Сперва наблюдения мои носили характер абстрактный и обобщающий. Я рассматривал прохожих в целом и думал о них собирательно. Скоро, однако, я перешел к подробностям и начал с пристальным вниманием разглядывать бесчисленное разнообразие фигур, одежд, осанок, походок, обликов и выражений лиц.
В огромном большинстве проходящие имели вид довольный и деловой и думали, казалось, только о том, как бы им пробраться сквозь толчею. У них были сведенные брови, быстрые взгляды; когда их толкали, они не сердились, но оправляли одежду и спешили далее. Другие, также многочисленные, отличались непокойными движениями; раскрасневшись, они жестикулировали и говорили сами с собою, как бы именно в самой гуще людской испытывая одиночество. Встречая помеху на пути, они вдруг переставали бормотать, но удваивали жестикуляцию и выжидали с вымученною улыбкою на устах, когда людской поток схлынет и им можно будет продолжать путь. Ежели их толкали, они подобострастно кланялись тем, кто их толкал, и казались совершенно растерянными. В этих двух больших категориях людей не наблюдалось ничего определенного, кроме того, что я заметил. Одежда их относилась к разряду той, что называют приличной. Они были, несомненно, дворяне, коммерсанты, юристы, лавочники, биржевые маклеры — евпатриды и обыватели — люди праздные и люди, занятые своими собственными делами — поглощенные деловыми заботами. Я не уделял им особого внимания.
Племя клерков мигом бросалось в глаза; и в нем я обнаружил два замечательных разряда. Были здесь младшие клерки из недавно учрежденных и крикливо рекламируемых фирм — молодые господинчики в тугих сюртуках, глянцевитых сапогах, отменно напомаженные, с презрительно скривленными губами. Оставляя в стороне известную шустрость, которую, за неимением лучшего слова, можно назвать клеркетством, манеры этих лиц представлялись точною копией того, что составляло великосветский шик год или полтора назад. Они облачались в осанку с барского плеча; и это, по-моему, наилучшим образом определяет их сословие.
Разряд старших клерков из солидных фирм или «положительных малых» безошибочно узнавался по хорошо сидящим, сшитым на заказ черным или коричневым сюртукам и панталонам, белым галстукам и жилеткам, тупоносым крепким башмакам и толстым чулкам или гетрам.
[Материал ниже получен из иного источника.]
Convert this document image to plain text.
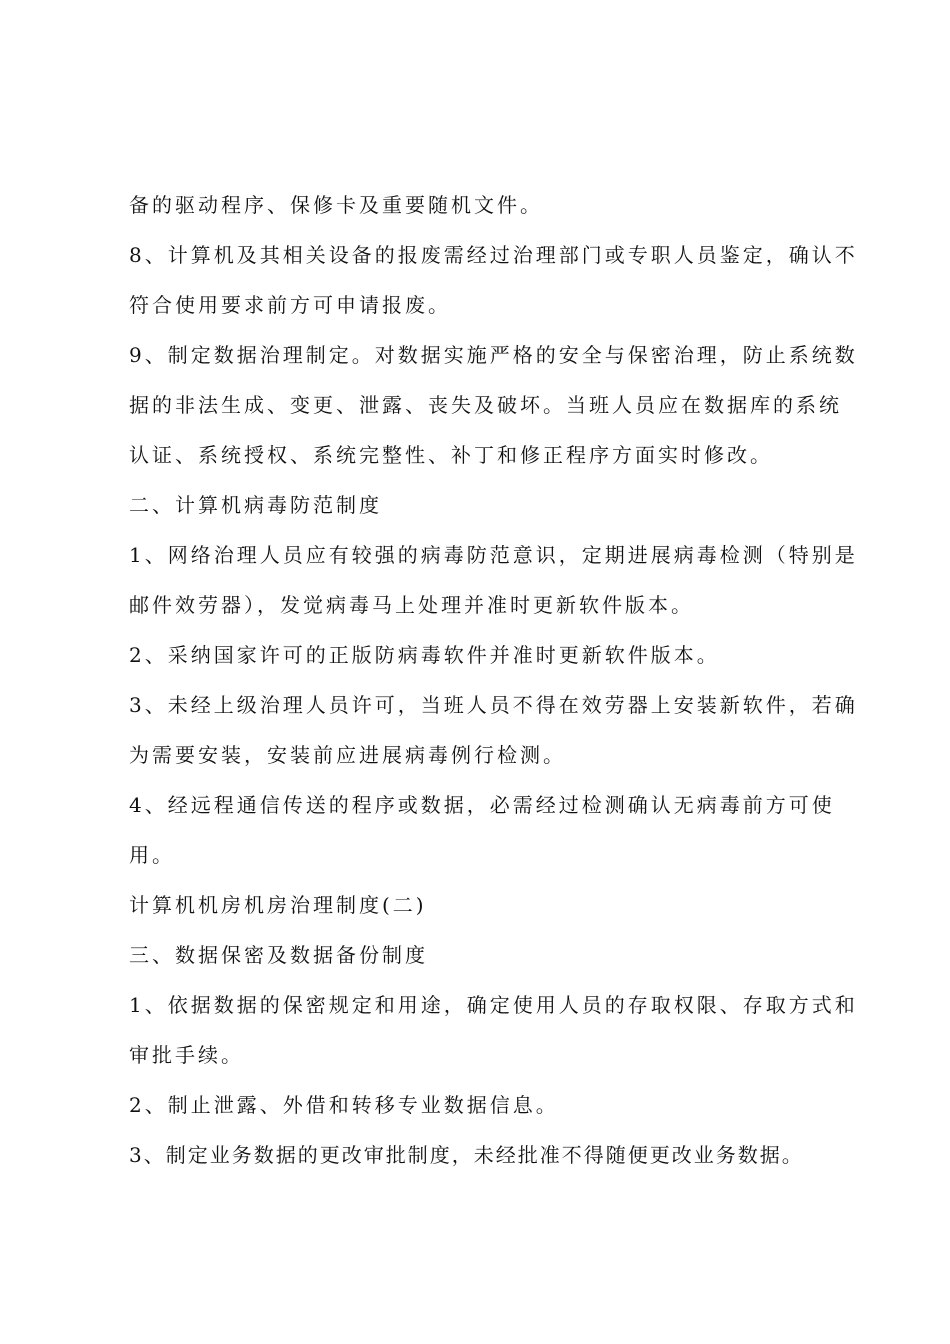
备的驱动程序、保修卡及重要随机文件。
8、计算机及其相关设备的报废需经过治理部门或专职人员鉴定，确认不
符合使用要求前方可申请报废。
9、制定数据治理制定。对数据实施严格的安全与保密治理，防止系统数
据的非法生成、变更、泄露、丧失及破坏。当班人员应在数据库的系统
认证、系统授权、系统完整性、补丁和修正程序方面实时修改。
二、计算机病毒防范制度
1、网络治理人员应有较强的病毒防范意识，定期进展病毒检测（特别是
邮件效劳器），发觉病毒马上处理并准时更新软件版本。
2、采纳国家许可的正版防病毒软件并准时更新软件版本。
3、未经上级治理人员许可，当班人员不得在效劳器上安装新软件，若确
为需要安装，安装前应进展病毒例行检测。
4、经远程通信传送的程序或数据，必需经过检测确认无病毒前方可使
用。
计算机机房机房治理制度(二)
三、数据保密及数据备份制度
1、依据数据的保密规定和用途，确定使用人员的存取权限、存取方式和
审批手续。
2、制止泄露、外借和转移专业数据信息。
3、制定业务数据的更改审批制度，未经批准不得随便更改业务数据。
Все они были лысоваты, у каждого правое ухо, оттого что за него часто закладывали перо, странным образом оттопыривалось. Я заметил, что все они снимают и надевают шляпу обеими руками и носят часы, снабженные короткими и массивными золотыми цепочками старинного образца. Они отличались позою респектабельности, ежели только возможна такая почтенная поза.
Попадалось много крикливо одетых личностей, о которых я легко догадался, что они принадлежат к породе карманников высокого класса, кишащих во всех больших городах. Я с большим любопытством следил за этими господами и не в силах был вообразить, как могут их принимать за джентльменов сами джентльмены. Ширина их обшлагов вкупе с чрезмерною развязностью в обращении тотчас изобличала их.
Игроки, коих я усмотрел немало, опознавались с еще большею легкостью. Они носили все возможные костюмы — от наряда отчаянного ярмарочного щеголя-задиры, с бархатной жилеткою, цветистою косынкою, золочеными цепочками и филигранными пуговицами, до строгого священнического облачения, безо всяких решительно украшений, то есть одежды, менее всего способной возбудить подозрения. И все-таки любой из них выделялся землистым цветом лица, мутными глазами, сжатыми бледными губами. Я мог, сверх того, всегда узнать их еще по двум чертам: по сторожко тихому голосу и по большому пальцу, более обыкновенного отстоящему от ладони под прямым углом. Очень часто в обществе этих шулеров я примечал людей несколько другого склада, но все же родственной им породы. Их можно определить как авантюристов. В налетах на публику они образовывали два батальона: франтов и военных. Отличительная черта первых — улыбки и длинные локоны; вторых — венгерки и хмурое выражение лица.